22 Jul 2019

History:

Lost Capitol Hill: Public Transportation

We are coming up to a momentous (well, to me) anniversary: The 10th year after my first Lost Capitol Hill column. It’s hard to believe that I’ve been doing this pretty much without fail for 520 weeks, having amassed a quarter-million closely-researched words in that time.

My first column was, unsurprisingly, about public transportation, a subject I have returned to many times since then. So, today, I will try to string together the history into one link-heavy overview.

Public transportation in the District began simultaneously with the arrival of the Federal government in 1800, with a stagecoach that operated between Capitol Hill and Georgetown. Since there was only one trip in each direction each day, it was hardly useful for anyone attempting to use this to commute every day. It would be another 30 years before anything further appeared, and even then, the schedules were irregular and uncertain, more a pooled taxi than a regular service.

The first person to try to improve this was Gilbert Vanderwerken, who in the late 1840s relocated to Washington and set up a regular horses-drawn omnibus connection between the Navy Yard and Georgetown. Vanderwerken realized over the next ten years that the real market lay in street railway, but was never able to make this a reality.

Vanderwerken was hardly the only person with this idea, and over the next ten years, multiple people tried and failed to get a street railway started. It was not until well into the Civil War that, finally, a railway system was begun.

The view up H Street from the front of the street car. (RSP)

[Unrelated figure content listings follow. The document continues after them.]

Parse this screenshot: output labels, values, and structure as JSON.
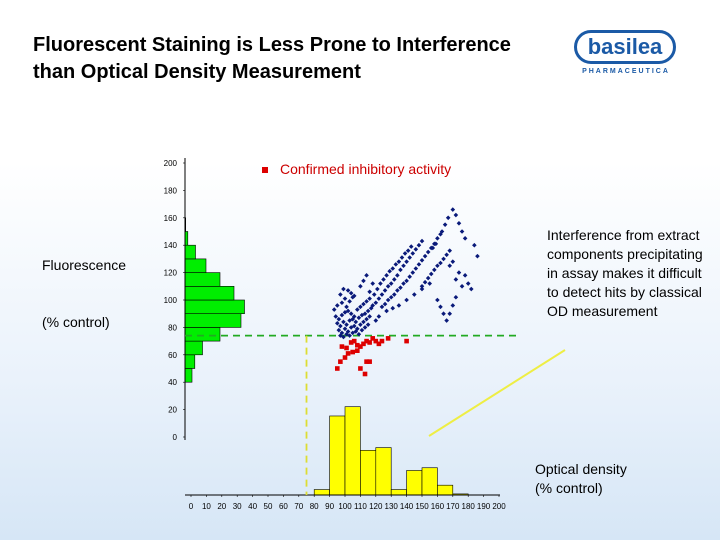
{
  "slide": {
    "title": "Fluorescent Staining is Less Prone to Interference than Optical Density Measurement",
    "logo_name": "basilea",
    "logo_sub": "PHARMACEUTICA"
  },
  "colors": {
    "logo": "#1b5aa6",
    "fluorescence_hist": "#00ee00",
    "od_hist": "#ffff00",
    "scatter_main": "#0a1a7a",
    "scatter_hit": "#dd0000",
    "threshold_fluor": "#22aa22",
    "threshold_od": "#dddd33",
    "arrow": "#eeee44"
  },
  "labels": {
    "fluorescence_1": "Fluorescence",
    "fluorescence_2": "(% control)",
    "legend": "Confirmed inhibitory activity",
    "annotation": "Interference from extract components precipitating in assay makes it difficult to detect hits by classical OD measurement",
    "od_1": "Optical density",
    "od_2": "(% control)"
  },
  "chart_data": {
    "type": "scatter",
    "x_ticks": [
      "0",
      "10",
      "20",
      "30",
      "40",
      "50",
      "60",
      "70",
      "80",
      "90",
      "100",
      "110",
      "120",
      "130",
      "140",
      "150",
      "160",
      "170",
      "180",
      "190",
      "200"
    ],
    "y_ticks": [
      "0",
      "20",
      "40",
      "60",
      "80",
      "100",
      "120",
      "140",
      "160",
      "180",
      "200"
    ],
    "xlim": [
      0,
      200
    ],
    "ylim": [
      0,
      200
    ],
    "thresholds": {
      "fluorescence": 74,
      "optical_density": 75
    },
    "fluorescence_histogram": {
      "bin_centers": [
        5,
        15,
        25,
        35,
        45,
        55,
        65,
        75,
        85,
        95,
        105,
        115,
        125,
        135,
        145,
        155,
        165,
        175,
        185,
        195
      ],
      "lengths": [
        0,
        0,
        0,
        0,
        1,
        1.4,
        2.5,
        5,
        8,
        8.5,
        7,
        5,
        3,
        1.5,
        0.4,
        0.1,
        0,
        0,
        0,
        0
      ]
    },
    "od_histogram": {
      "bin_centers": [
        85,
        95,
        105,
        115,
        125,
        135,
        145,
        155,
        165,
        175
      ],
      "lengths": [
        1,
        14.5,
        16.2,
        8.2,
        8.7,
        1,
        4.5,
        5,
        1.8,
        0.2
      ]
    },
    "series": [
      {
        "name": "",
        "marker": "diamond",
        "points": [
          [
            93,
            93
          ],
          [
            95,
            96
          ],
          [
            98,
            98
          ],
          [
            100,
            101
          ],
          [
            101,
            95
          ],
          [
            103,
            99
          ],
          [
            105,
            102
          ],
          [
            97,
            104
          ],
          [
            99,
            108
          ],
          [
            102,
            107
          ],
          [
            104,
            105
          ],
          [
            106,
            103
          ],
          [
            94,
            88
          ],
          [
            96,
            86
          ],
          [
            98,
            89
          ],
          [
            100,
            91
          ],
          [
            102,
            92
          ],
          [
            104,
            90
          ],
          [
            106,
            88
          ],
          [
            108,
            93
          ],
          [
            110,
            95
          ],
          [
            112,
            97
          ],
          [
            114,
            99
          ],
          [
            116,
            101
          ],
          [
            95,
            83
          ],
          [
            97,
            81
          ],
          [
            99,
            84
          ],
          [
            101,
            82
          ],
          [
            103,
            85
          ],
          [
            105,
            86
          ],
          [
            107,
            84
          ],
          [
            109,
            87
          ],
          [
            111,
            89
          ],
          [
            113,
            90
          ],
          [
            115,
            92
          ],
          [
            117,
            94
          ],
          [
            96,
            78
          ],
          [
            98,
            76
          ],
          [
            100,
            79
          ],
          [
            102,
            77
          ],
          [
            104,
            80
          ],
          [
            106,
            81
          ],
          [
            108,
            79
          ],
          [
            110,
            82
          ],
          [
            112,
            84
          ],
          [
            114,
            86
          ],
          [
            116,
            88
          ],
          [
            97,
            74
          ],
          [
            99,
            73
          ],
          [
            101,
            75
          ],
          [
            103,
            74
          ],
          [
            105,
            76
          ],
          [
            107,
            77
          ],
          [
            109,
            75
          ],
          [
            111,
            78
          ],
          [
            113,
            80
          ],
          [
            115,
            82
          ],
          [
            118,
            96
          ],
          [
            120,
            98
          ],
          [
            122,
            101
          ],
          [
            124,
            104
          ],
          [
            126,
            107
          ],
          [
            128,
            110
          ],
          [
            130,
            112
          ],
          [
            119,
            104
          ],
          [
            121,
            108
          ],
          [
            123,
            112
          ],
          [
            125,
            115
          ],
          [
            127,
            118
          ],
          [
            129,
            121
          ],
          [
            131,
            123
          ],
          [
            133,
            126
          ],
          [
            135,
            128
          ],
          [
            137,
            131
          ],
          [
            139,
            134
          ],
          [
            141,
            136
          ],
          [
            143,
            139
          ],
          [
            132,
            115
          ],
          [
            134,
            118
          ],
          [
            136,
            122
          ],
          [
            138,
            125
          ],
          [
            140,
            128
          ],
          [
            142,
            131
          ],
          [
            144,
            134
          ],
          [
            146,
            137
          ],
          [
            148,
            140
          ],
          [
            150,
            143
          ],
          [
            124,
            95
          ],
          [
            126,
            97
          ],
          [
            128,
            100
          ],
          [
            130,
            102
          ],
          [
            132,
            104
          ],
          [
            134,
            107
          ],
          [
            136,
            109
          ],
          [
            138,
            112
          ],
          [
            140,
            114
          ],
          [
            142,
            117
          ],
          [
            144,
            120
          ],
          [
            146,
            123
          ],
          [
            148,
            126
          ],
          [
            150,
            129
          ],
          [
            152,
            132
          ],
          [
            154,
            135
          ],
          [
            156,
            138
          ],
          [
            158,
            141
          ],
          [
            160,
            145
          ],
          [
            162,
            148
          ],
          [
            150,
            110
          ],
          [
            152,
            113
          ],
          [
            154,
            116
          ],
          [
            156,
            119
          ],
          [
            158,
            122
          ],
          [
            160,
            125
          ],
          [
            162,
            127
          ],
          [
            164,
            130
          ],
          [
            166,
            133
          ],
          [
            168,
            136
          ],
          [
            157,
            138
          ],
          [
            159,
            141
          ],
          [
            163,
            150
          ],
          [
            165,
            155
          ],
          [
            167,
            160
          ],
          [
            170,
            166
          ],
          [
            172,
            162
          ],
          [
            174,
            156
          ],
          [
            176,
            150
          ],
          [
            178,
            145
          ],
          [
            168,
            125
          ],
          [
            170,
            128
          ],
          [
            172,
            115
          ],
          [
            174,
            120
          ],
          [
            176,
            110
          ],
          [
            178,
            118
          ],
          [
            180,
            112
          ],
          [
            182,
            108
          ],
          [
            184,
            140
          ],
          [
            186,
            132
          ],
          [
            160,
            100
          ],
          [
            162,
            95
          ],
          [
            164,
            90
          ],
          [
            166,
            85
          ],
          [
            168,
            90
          ],
          [
            170,
            96
          ],
          [
            172,
            102
          ],
          [
            120,
            85
          ],
          [
            122,
            88
          ],
          [
            127,
            92
          ],
          [
            131,
            94
          ],
          [
            135,
            96
          ],
          [
            140,
            100
          ],
          [
            145,
            104
          ],
          [
            150,
            108
          ],
          [
            155,
            112
          ],
          [
            110,
            110
          ],
          [
            112,
            114
          ],
          [
            114,
            118
          ],
          [
            116,
            106
          ],
          [
            118,
            112
          ]
        ]
      },
      {
        "name": "Confirmed inhibitory activity",
        "marker": "square",
        "points": [
          [
            98,
            66
          ],
          [
            101,
            65
          ],
          [
            104,
            69
          ],
          [
            106,
            70
          ],
          [
            108,
            67
          ],
          [
            110,
            66
          ],
          [
            112,
            68
          ],
          [
            114,
            70
          ],
          [
            116,
            69
          ],
          [
            118,
            72
          ],
          [
            120,
            70
          ],
          [
            122,
            68
          ],
          [
            124,
            70
          ],
          [
            102,
            61
          ],
          [
            105,
            62
          ],
          [
            108,
            63
          ],
          [
            100,
            58
          ],
          [
            97,
            55
          ],
          [
            95,
            50
          ],
          [
            110,
            50
          ],
          [
            114,
            55
          ],
          [
            113,
            46
          ],
          [
            116,
            55
          ],
          [
            128,
            72
          ],
          [
            140,
            70
          ]
        ]
      }
    ]
  }
}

While rail-run streetcars soon became the dominant form of public transportation, there was still some use for regular horsedrawn carriages, such as the ones employed by the Herdic Phaeton Company. The company was named for Peter Herdic [pictured] who had designed the carriages to be easier to enter and exit, an improvement over previous models.

In the last decade of the 19th century, a new form of locomotive power came to replace the old horsedrawn carriages: cable cars. Pulled along by long cables buried under the street, these cars were more reliable – and a lot less prone to producing foul-smelling waste.

The cable cars lasted only about ten years, and were soon replaced by new electric street cars.

This form of transportation dominated D.C. for the next half-century, and remains of its hey day are still visible all across the Hill, whether as a tunnel or car barns or even remains of the tracks themselves.

Today, we have Metro and buses crisscrossing the Hill – and of course the H Street streetcar that hearkens back to the heyday of public transportation on the Hill.